The Duke of Cambridge shook hands with Imam Gamal Fouda of Masjid Al Noor when he arrived at the mosque in Christchurch last year
Community member Dahabo Ali told the duke that she knows some families that are “still in shock” and that raw emotions have re-emerged after the guilty plea.
When asked about the impact of the shootings on the younger generation, the Duke said, “The young people make Islamic identity normal, so Islamophobia is a thing of the past rather than something that keeps fighting every day.
People not only continue to feel safe, but their voices are heard and seen in New Zealand.
“I think we are heard and seen with everything that happened and things are changing.”
Prince William said to them, “I am really proud of all of you, the whole community and the New Zealand government for how you have all dealt with such cruelty.

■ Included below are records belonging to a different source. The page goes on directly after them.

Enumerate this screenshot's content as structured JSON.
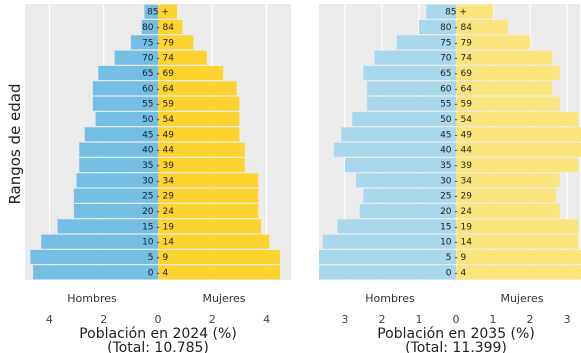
{
  "chart_data": [
    {
      "type": "bar",
      "orientation": "horizontal",
      "title": "",
      "xlabel": "Población en 2024 (%)",
      "xlabel_sub": "(Total: 10.785)",
      "ylabel": "Rangos de edad",
      "categories": [
        "0 - 4",
        "5 - 9",
        "10 - 14",
        "15 - 19",
        "20 - 24",
        "25 - 29",
        "30 - 34",
        "35 - 39",
        "40 - 44",
        "45 - 49",
        "50 - 54",
        "55 - 59",
        "60 - 64",
        "65 - 69",
        "70 - 74",
        "75 - 79",
        "80 - 84",
        "85 +"
      ],
      "series": [
        {
          "name": "Hombres",
          "color": "#74bde4",
          "values": [
            4.6,
            4.7,
            4.3,
            3.7,
            3.1,
            3.1,
            3.0,
            2.9,
            2.9,
            2.7,
            2.3,
            2.4,
            2.4,
            2.2,
            1.6,
            1.0,
            0.6,
            0.5
          ]
        },
        {
          "name": "Mujeres",
          "color": "#fdd42f",
          "values": [
            4.5,
            4.5,
            4.1,
            3.8,
            3.7,
            3.7,
            3.7,
            3.2,
            3.2,
            3.0,
            3.0,
            3.0,
            2.9,
            2.4,
            1.8,
            1.3,
            0.9,
            0.7
          ]
        }
      ],
      "xticks": [
        "4",
        "2",
        "0",
        "2",
        "4"
      ],
      "xlim": [
        -4.9,
        4.9
      ],
      "grid": true,
      "sex_labels": [
        "Hombres",
        "Mujeres"
      ]
    },
    {
      "type": "bar",
      "orientation": "horizontal",
      "title": "",
      "xlabel": "Población en 2035 (%)",
      "xlabel_sub": "(Total: 11.399)",
      "ylabel": "",
      "categories": [
        "0 - 4",
        "5 - 9",
        "10 - 14",
        "15 - 19",
        "20 - 24",
        "25 - 29",
        "30 - 34",
        "35 - 39",
        "40 - 44",
        "45 - 49",
        "50 - 54",
        "55 - 59",
        "60 - 64",
        "65 - 69",
        "70 - 74",
        "75 - 79",
        "80 - 84",
        "85 +"
      ],
      "series": [
        {
          "name": "Hombres",
          "color": "#a9d8ee",
          "values": [
            3.7,
            3.7,
            3.6,
            3.2,
            2.6,
            2.5,
            2.7,
            3.0,
            3.3,
            3.1,
            2.8,
            2.4,
            2.4,
            2.5,
            2.2,
            1.6,
            1.0,
            0.8
          ]
        },
        {
          "name": "Mujeres",
          "color": "#fce47d",
          "values": [
            3.6,
            3.6,
            3.3,
            3.3,
            2.8,
            2.7,
            2.8,
            3.3,
            3.5,
            3.4,
            3.3,
            2.8,
            2.6,
            2.8,
            2.6,
            2.0,
            1.4,
            1.0
          ]
        }
      ],
      "xticks": [
        "3",
        "2",
        "1",
        "0",
        "1",
        "2",
        "3"
      ],
      "xlim": [
        -3.7,
        3.7
      ],
      "grid": true,
      "sex_labels": [
        "Hombres",
        "Mujeres"
      ]
    }
  ]
}
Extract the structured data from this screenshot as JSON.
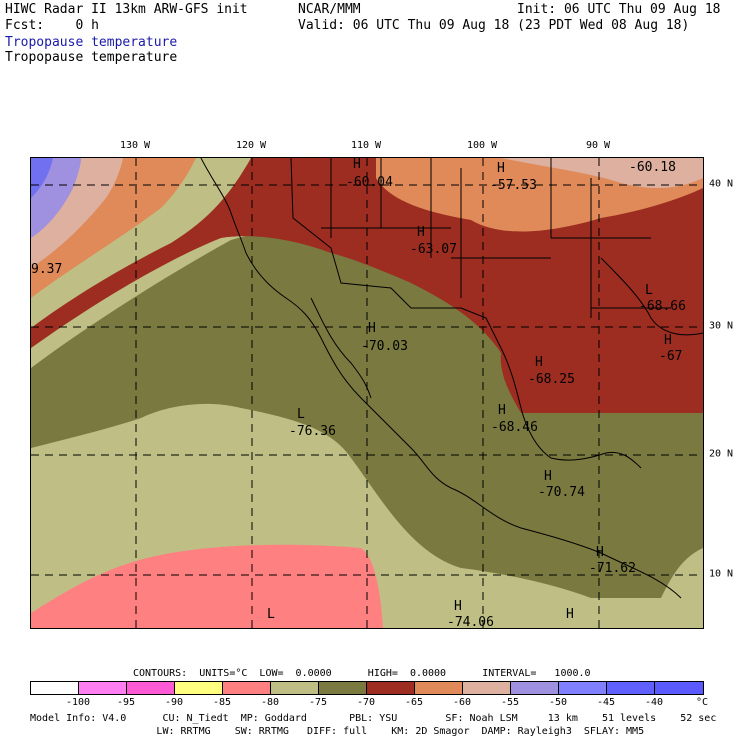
{
  "header": {
    "line1_left": "HIWC Radar II 13km ARW-GFS init",
    "line1_mid": "NCAR/MMM",
    "line1_right": "Init: 06 UTC Thu 09 Aug 18",
    "line2_left": "Fcst:    0 h",
    "line2_right": "Valid: 06 UTC Thu 09 Aug 18 (23 PDT Wed 08 Aug 18)",
    "field1": "Tropopause temperature",
    "field2": "Tropopause temperature"
  },
  "axes": {
    "lon_labels": [
      "130 W",
      "120 W",
      "110 W",
      "100 W",
      "90 W"
    ],
    "lat_labels": [
      "40 N",
      "30 N",
      "20 N",
      "10 N"
    ]
  },
  "map_labels": [
    {
      "mark": "H",
      "value": "-60.04"
    },
    {
      "mark": "H",
      "value": "-57.53"
    },
    {
      "mark": "",
      "value": "-60.18"
    },
    {
      "mark": "H",
      "value": "-63.07"
    },
    {
      "mark": "",
      "value": "9.37"
    },
    {
      "mark": "L",
      "value": "-68.66"
    },
    {
      "mark": "H",
      "value": "-70.03"
    },
    {
      "mark": "H",
      "value": "-67"
    },
    {
      "mark": "H",
      "value": "-68.25"
    },
    {
      "mark": "L",
      "value": "-76.36"
    },
    {
      "mark": "H",
      "value": "-68.46"
    },
    {
      "mark": "H",
      "value": "-70.74"
    },
    {
      "mark": "H",
      "value": "-71.62"
    },
    {
      "mark": "H",
      "value": "-74.06"
    },
    {
      "mark": "H",
      "value": ""
    },
    {
      "mark": "L",
      "value": ""
    }
  ],
  "contours_line": "CONTOURS:  UNITS=°C  LOW=  0.0000      HIGH=  0.0000      INTERVAL=   1000.0",
  "legend": {
    "unit": "°C",
    "labels": [
      "-100",
      "-95",
      "-90",
      "-85",
      "-80",
      "-75",
      "-70",
      "-65",
      "-60",
      "-55",
      "-50",
      "-45",
      "-40"
    ],
    "colors": [
      "#ffffff",
      "#ff7ff2",
      "#ff5ad6",
      "#ffff80",
      "#ff8080",
      "#bfbf85",
      "#7a7a40",
      "#9c2d20",
      "#e08a5a",
      "#ddb0a0",
      "#a090e0",
      "#8080ff",
      "#6060ff",
      "#5a5aff"
    ]
  },
  "footer": {
    "line1": "Model Info: V4.0      CU: N_Tiedt  MP: Goddard       PBL: YSU        SF: Noah LSM     13 km    51 levels    52 sec",
    "line2": "                     LW: RRTMG    SW: RRTMG   DIFF: full    KM: 2D Smagor  DAMP: Rayleigh3  SFLAY: MM5"
  }
}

The Duke of Cambridge met young members of the Muslim community of Christchurch on a two-day visit following the March 15 attack
William also met the family of five-year-old Alen Alsati and her father Wasseim, who were among the people injured in the attack and recovered at Starship Children’s Hospital in Auckland
“You are a role model for how to negotiate something so tragic with such greatness and dignity.
“I just hope it’s been a year now and that the memorial of attacks will continue at some point that Covid-19 has been postponed and I just hope this brings you further healing.
“But I’m here to help in any way I can. If more needs to be done, don’t hesitate to get in touch. ‘
Muslim communities around the world are currently observing Ramadan – which began on April 23 and ends May 23 this year.
Prince William spoke to the community after Iftar – the sacrament breaking supper.
Faisal Sayed, general secretary of Linwood Islamic Center, told him that the community has “gathered” to provide food to families during “very unique Ramadan” and that imams have contacted their flocks through social media.